In hindsight I know my parents were doing their best. Parents want to protect their children. Parents want a better life for their kids.
The story is told of a married couple, both ninety years old, been married for seventy years, who went to a lawyer to get a divorce. The lawyer asked them, “You have been married for seventy years, why get a divorce now?”
They answered, “We wanted to wait until our children had died.”
If you’re a parent, you know there is a certain logic to this.
Jesus met this woman at a well in Samaria. She probably didn’t plan on getting in a deep conversation with this Jewish man on this particular day. She certainly didn’t plan on revealing the deep secrets of her family life to him.
At one point, Jesus says to her, “Go get your husband.”
“I have no husband, right now. Although I have had five,” the woman confesses.
If there’s one thing I know, it’s that families don’t like to advertise their secrets and their flaws. This was a moment of great vulnerability and truth for this woman. There was something about Jesus that made it safe for her to reveal herself to him.
There is no mention of children here, but I think it’s safe to assume she had children to at least a couple of her past husbands. Can you imagine the web of relationships in her life as a mother, stepmother, grandmother, and friend?
I come from a family in which my parents stayed married to each other until the day my father died. They loved their kids. But I’ve hinted at the flaws in my family. Can you imagine the dysfunction and problems going on in this Samaritan woman’s family?

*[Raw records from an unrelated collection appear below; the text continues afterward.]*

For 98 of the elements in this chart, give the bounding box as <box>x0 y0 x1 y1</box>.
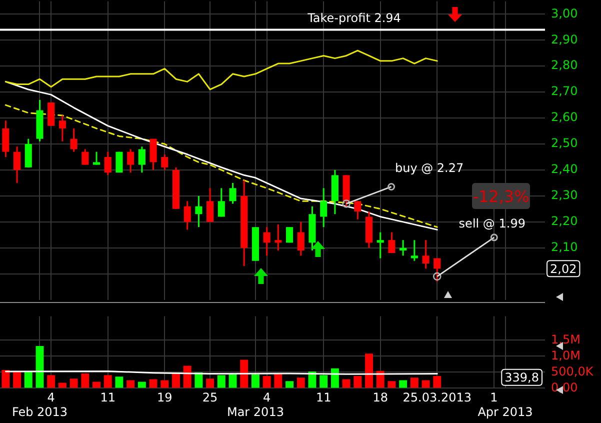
bar <box>217 375 226 388</box>
y-tick-label: 2,30 <box>551 188 578 202</box>
candlestick <box>274 224 282 252</box>
bar <box>410 378 418 388</box>
annotation: buy @ 2.27 <box>394 160 464 175</box>
candlestick <box>14 146 21 184</box>
ref-line-label: Take-profit 2.94 <box>306 10 401 25</box>
annotation: 339,8 <box>504 370 540 384</box>
candlestick <box>376 232 384 260</box>
bar <box>354 376 362 388</box>
y-tick-label: 1,5M <box>551 332 580 346</box>
bar <box>286 381 294 388</box>
bar <box>422 380 430 388</box>
y-tick-label: 2,90 <box>551 32 578 46</box>
candlestick <box>138 146 146 174</box>
candlestick <box>422 239 430 270</box>
y-tick-label: 2,80 <box>551 58 578 72</box>
bar <box>262 376 271 388</box>
candlestick <box>48 102 55 127</box>
bar <box>115 376 124 388</box>
candlestick <box>82 148 89 166</box>
x-tick-label: 11 <box>100 390 116 405</box>
bar <box>399 380 408 388</box>
candlestick <box>206 187 214 223</box>
x-tick-label: 18 <box>372 390 388 405</box>
candlestick <box>161 154 168 171</box>
candlestick <box>184 200 191 230</box>
bar <box>183 366 192 388</box>
y-tick-label: 0,00 <box>551 380 578 394</box>
candlestick <box>354 200 362 220</box>
x-tick-label: Feb 2013 <box>12 404 68 419</box>
candlestick <box>127 148 134 174</box>
y-tick-label: 2,70 <box>551 84 578 98</box>
y-tick-label: 3,00 <box>551 6 578 20</box>
candlestick <box>229 182 236 204</box>
bar <box>36 346 44 388</box>
bar <box>376 370 384 388</box>
bar <box>251 374 260 388</box>
annotation: -12,3% <box>472 183 530 209</box>
candlestick <box>263 226 270 256</box>
annotation: sell @ 1.99 <box>458 216 526 231</box>
y-tick-label: 2,20 <box>551 214 578 228</box>
annotation: 2,02 <box>550 262 577 276</box>
y-tick-label: 1,0M <box>551 348 580 362</box>
bar <box>58 382 66 388</box>
x-tick-label: 19 <box>156 390 172 405</box>
bar <box>138 382 146 388</box>
candlestick <box>320 187 328 228</box>
candlestick <box>434 258 441 282</box>
bar <box>92 382 100 388</box>
x-tick-label: 1 <box>490 390 498 405</box>
x-tick-label: 11 <box>316 390 332 405</box>
y-tick-label: 2,40 <box>551 162 578 176</box>
y-tick-label: 2,60 <box>551 110 578 124</box>
bar <box>240 360 248 388</box>
candlestick <box>92 151 100 166</box>
bar <box>70 378 78 388</box>
candlestick <box>218 187 225 218</box>
x-tick-label: 25.03.2013 <box>402 390 472 405</box>
bar <box>330 368 339 388</box>
y-tick-label: 2,10 <box>551 240 578 254</box>
bar <box>149 379 158 388</box>
x-tick-label: Apr 2013 <box>478 404 533 419</box>
x-tick-label: 25 <box>202 390 218 405</box>
bar <box>433 376 442 388</box>
bar <box>126 380 135 388</box>
candlestick <box>286 226 294 244</box>
x-tick-label: 4 <box>47 390 55 405</box>
y-tick-label: 500,0K <box>551 364 594 378</box>
candlestick <box>388 232 396 254</box>
bar <box>104 375 112 388</box>
candlestick <box>150 138 157 171</box>
candlestick <box>2 120 10 158</box>
bar <box>206 378 214 388</box>
candlestick <box>297 221 304 256</box>
candlestick <box>195 195 202 228</box>
x-tick-label: 4 <box>263 390 271 405</box>
bar <box>296 378 305 388</box>
bar <box>160 380 169 388</box>
bar <box>274 373 282 388</box>
candlestick <box>400 239 407 256</box>
candlestick <box>410 239 418 262</box>
x-tick-label: Mar 2013 <box>226 404 284 419</box>
bar <box>2 370 10 388</box>
candlestick <box>58 114 66 142</box>
bar <box>47 375 56 388</box>
bar <box>342 379 350 388</box>
candlestick <box>24 138 32 168</box>
bar <box>365 354 373 388</box>
bar <box>81 373 90 388</box>
line-series <box>4 104 438 228</box>
bar <box>13 371 22 388</box>
bar <box>24 371 32 388</box>
y-tick-label: 2,50 <box>551 136 578 150</box>
bar <box>320 375 328 388</box>
candlestick <box>104 151 112 176</box>
candlestick <box>70 128 78 153</box>
bar <box>388 381 396 388</box>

And yet, I’m sure she still wanted the best for her kids and for herself. She wanted to love and to be loved. The hope for a good life had not died in her. You might say she was hungering and thirsting after it.
Jesus said to her, “Those who drink of the water I give them will never be thirsty. . .it will become in them a spring gushing up to eternal life.”

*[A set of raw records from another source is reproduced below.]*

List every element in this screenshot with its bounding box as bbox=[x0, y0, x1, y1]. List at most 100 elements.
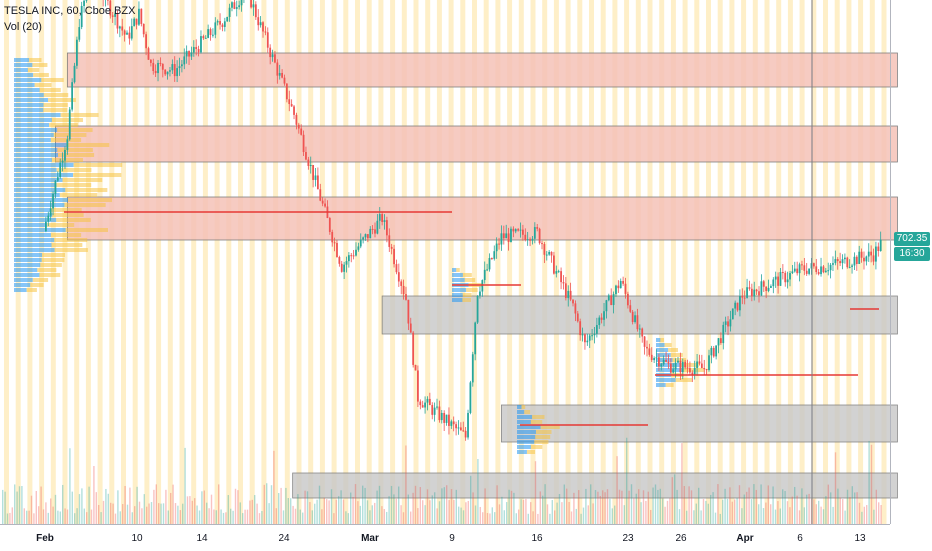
volume-bar bbox=[556, 502, 558, 524]
profile-bar bbox=[675, 378, 692, 382]
volume-bar bbox=[114, 513, 117, 524]
profile-bar bbox=[14, 168, 57, 172]
candle-body bbox=[708, 355, 710, 371]
profile-bar bbox=[14, 238, 55, 242]
price-axis[interactable] bbox=[890, 0, 932, 524]
session-stripe bbox=[296, 0, 302, 524]
candle-body bbox=[655, 357, 658, 359]
candle-body bbox=[140, 8, 143, 24]
profile-bar bbox=[540, 425, 560, 429]
volume-bar bbox=[825, 496, 827, 524]
volume-bar bbox=[189, 496, 191, 524]
candle-body bbox=[781, 272, 784, 274]
volume-bar bbox=[141, 508, 143, 524]
volume-bar bbox=[275, 508, 277, 524]
volume-bar bbox=[278, 493, 280, 524]
session-stripe bbox=[214, 0, 220, 524]
volume-bar bbox=[249, 500, 251, 524]
candle-body bbox=[431, 405, 434, 415]
candle-body bbox=[262, 22, 264, 32]
volume-bar bbox=[148, 503, 150, 524]
candle-body bbox=[154, 71, 157, 74]
candle-body bbox=[219, 21, 221, 25]
volume-bar bbox=[64, 508, 66, 524]
candle-body bbox=[848, 266, 851, 268]
candle-body bbox=[860, 251, 863, 258]
volume-bar bbox=[640, 502, 642, 524]
candle-body bbox=[405, 294, 407, 300]
session-stripe bbox=[495, 0, 501, 524]
volume-bar bbox=[270, 485, 273, 524]
candle-body bbox=[653, 358, 656, 361]
volume-bar bbox=[172, 484, 174, 524]
volume-bar bbox=[486, 512, 489, 524]
candle-body bbox=[73, 65, 76, 83]
volume-bar bbox=[119, 511, 121, 524]
volume-bar bbox=[402, 512, 405, 524]
candle-body bbox=[636, 315, 639, 330]
profile-bar bbox=[42, 253, 66, 257]
profile-bar bbox=[462, 293, 472, 297]
session-stripe bbox=[472, 0, 477, 524]
volume-bar bbox=[294, 508, 297, 524]
volume-bar bbox=[501, 496, 503, 524]
volume-indicator-label[interactable]: Vol (20) bbox=[4, 21, 42, 33]
candle-body bbox=[476, 295, 479, 323]
candle-body bbox=[727, 321, 729, 327]
candle-body bbox=[390, 246, 393, 249]
candle-body bbox=[417, 370, 419, 402]
profile-bar bbox=[39, 88, 61, 92]
volume-bar bbox=[520, 499, 522, 524]
profile-bar bbox=[14, 128, 58, 132]
volume-bar bbox=[635, 493, 637, 524]
volume-bar bbox=[450, 489, 453, 524]
profile-bar bbox=[524, 410, 531, 414]
candle-body bbox=[481, 280, 484, 292]
candle-body bbox=[801, 264, 803, 266]
candle-body bbox=[467, 412, 469, 438]
candle-body bbox=[333, 242, 336, 244]
profile-bar bbox=[14, 88, 40, 92]
volume-bar bbox=[59, 511, 61, 524]
profile-bar bbox=[656, 383, 666, 387]
volume-bar bbox=[167, 510, 169, 524]
volume-bar bbox=[417, 508, 419, 524]
volume-bar bbox=[786, 501, 789, 524]
time-axis[interactable] bbox=[0, 524, 890, 551]
candle-body bbox=[44, 221, 47, 232]
volume-bar bbox=[26, 510, 28, 524]
candle-body bbox=[343, 264, 346, 272]
candle-body bbox=[524, 234, 527, 240]
candle-body bbox=[731, 308, 734, 320]
support-zone bbox=[292, 472, 898, 499]
candle-body bbox=[820, 266, 822, 275]
volume-bar bbox=[666, 500, 669, 524]
candle-body bbox=[130, 26, 133, 39]
volume-bar bbox=[198, 510, 201, 524]
candle-body bbox=[195, 47, 198, 50]
symbol-title[interactable]: TESLA INC, 60, Cboe BZX bbox=[4, 5, 136, 17]
volume-bar bbox=[386, 511, 388, 524]
volume-bar bbox=[743, 494, 745, 524]
profile-bar bbox=[26, 288, 37, 292]
volume-bar bbox=[227, 495, 229, 524]
candle-body bbox=[152, 62, 155, 72]
volume-bar bbox=[326, 499, 328, 524]
candle-body bbox=[128, 32, 131, 39]
volume-bar bbox=[642, 490, 645, 524]
candle-body bbox=[679, 360, 682, 373]
candle-body bbox=[328, 217, 331, 232]
profile-bar bbox=[51, 118, 83, 122]
candle-body bbox=[388, 235, 391, 247]
candle-body bbox=[796, 268, 799, 274]
candle-body bbox=[235, 7, 238, 9]
volume-bar bbox=[38, 506, 40, 524]
volume-bar bbox=[630, 484, 633, 524]
profile-bar bbox=[535, 430, 552, 434]
profile-bar bbox=[14, 208, 52, 212]
volume-bar bbox=[736, 498, 738, 524]
candle-body bbox=[863, 257, 865, 262]
volume-bar bbox=[830, 492, 832, 524]
candle-body bbox=[803, 265, 806, 271]
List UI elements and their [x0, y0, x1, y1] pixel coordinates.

Is it any wonder that these words found a receptive audience in this woman. She wanted a new family. She wanted the best for them.
Who doesn’t? One of the most important days of my life was the birth of my sons. The day they were born I gave them to God. I said, “God I don’t care whether they become successful or wealthy or whatever. I just want my sons to have a heart for you.”

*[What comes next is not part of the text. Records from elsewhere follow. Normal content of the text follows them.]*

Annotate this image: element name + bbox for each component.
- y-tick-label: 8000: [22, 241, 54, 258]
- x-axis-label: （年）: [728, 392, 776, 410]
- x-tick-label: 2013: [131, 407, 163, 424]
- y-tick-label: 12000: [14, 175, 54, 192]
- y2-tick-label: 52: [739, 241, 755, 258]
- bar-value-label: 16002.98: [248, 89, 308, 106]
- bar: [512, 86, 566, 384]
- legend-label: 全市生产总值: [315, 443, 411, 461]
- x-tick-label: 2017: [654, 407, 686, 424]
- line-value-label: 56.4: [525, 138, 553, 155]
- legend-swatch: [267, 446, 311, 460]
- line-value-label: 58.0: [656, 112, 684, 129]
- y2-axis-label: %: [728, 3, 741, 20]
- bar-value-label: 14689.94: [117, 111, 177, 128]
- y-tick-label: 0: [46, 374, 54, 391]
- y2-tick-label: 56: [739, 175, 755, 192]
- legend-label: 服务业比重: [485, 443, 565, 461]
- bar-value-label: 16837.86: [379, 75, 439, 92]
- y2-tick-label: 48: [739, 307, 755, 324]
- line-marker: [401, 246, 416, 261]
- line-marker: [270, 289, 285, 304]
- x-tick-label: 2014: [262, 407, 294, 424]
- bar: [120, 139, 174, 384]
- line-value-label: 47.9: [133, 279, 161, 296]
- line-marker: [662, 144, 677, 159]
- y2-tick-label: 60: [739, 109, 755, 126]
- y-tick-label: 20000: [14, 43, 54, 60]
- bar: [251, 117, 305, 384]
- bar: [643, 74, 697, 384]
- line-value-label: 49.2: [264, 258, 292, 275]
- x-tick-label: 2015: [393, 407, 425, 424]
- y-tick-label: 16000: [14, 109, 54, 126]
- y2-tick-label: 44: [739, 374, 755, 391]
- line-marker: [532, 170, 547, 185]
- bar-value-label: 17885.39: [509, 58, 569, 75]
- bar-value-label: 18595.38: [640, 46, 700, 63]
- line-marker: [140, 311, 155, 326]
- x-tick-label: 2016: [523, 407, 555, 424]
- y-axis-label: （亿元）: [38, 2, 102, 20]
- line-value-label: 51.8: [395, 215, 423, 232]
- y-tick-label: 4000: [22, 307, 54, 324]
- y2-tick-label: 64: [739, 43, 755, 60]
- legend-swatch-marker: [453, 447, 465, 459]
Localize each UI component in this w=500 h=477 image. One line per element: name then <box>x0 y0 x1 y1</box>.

There is nothing more important to me. I want to pass on to them the living faith that was given to me. I want them to love Jesus and know they are loved by him.
In fact, the Bible declares the vital importance of giving our kids faith.
“Great is the Lord, and greatly to be praised; his greatness is unsearchable.
One generation shall laud your works to another, and shall declare your mighty acts.” Psalm 145.3-4
“O God, from my youth you have taught me, and I still proclaim your wondrous deeds. So even to old age and gray hairs, O God, do not forsake me, until I proclaim your might to all generations to come.” Psalm 71.17-18
One generation is to declare God’s goodness to the next. We’re going to talk more next week about how this is done. For now, it is enough to know that God expects this of us.
Jesus offers life like water to thirsty people, thirsty families. Baptism is the chief sign of this new life of Jesus in the life of the believer. The water is the sign of the Spirit breathing and blowing new life in us.
The first century Jews practiced baptism for people who needed spiritual and ceremonial cleansing. When a Gentile, for example, decided to become a Jew, he and all his family were baptized and all the males were circumcised. Baptism was necessary because during their life in the Gentile world they had picked up all manner of defilement. They had to be cleansed before they could begin their new lives as members of the people of God. They were baptized. Their defilements were washed away in the waters of baptism.
When John the Baptist baptized Jews, the sting was sharp and clear – all need forgiveness before a holy God at the coming of Messiah.
Messiah has come. One generation declares the Good News to the next generation. The good news is Jesus comes to us still. Jesus comes to messed up, dysfunctional families.
Like to the woman at the well, Jesus still offers to fill us to overflowing with his life-giving water.
If you have not experienced his life, maybe today is that day.
Maybe your prayer this morning should be, “Sir, give me this water.”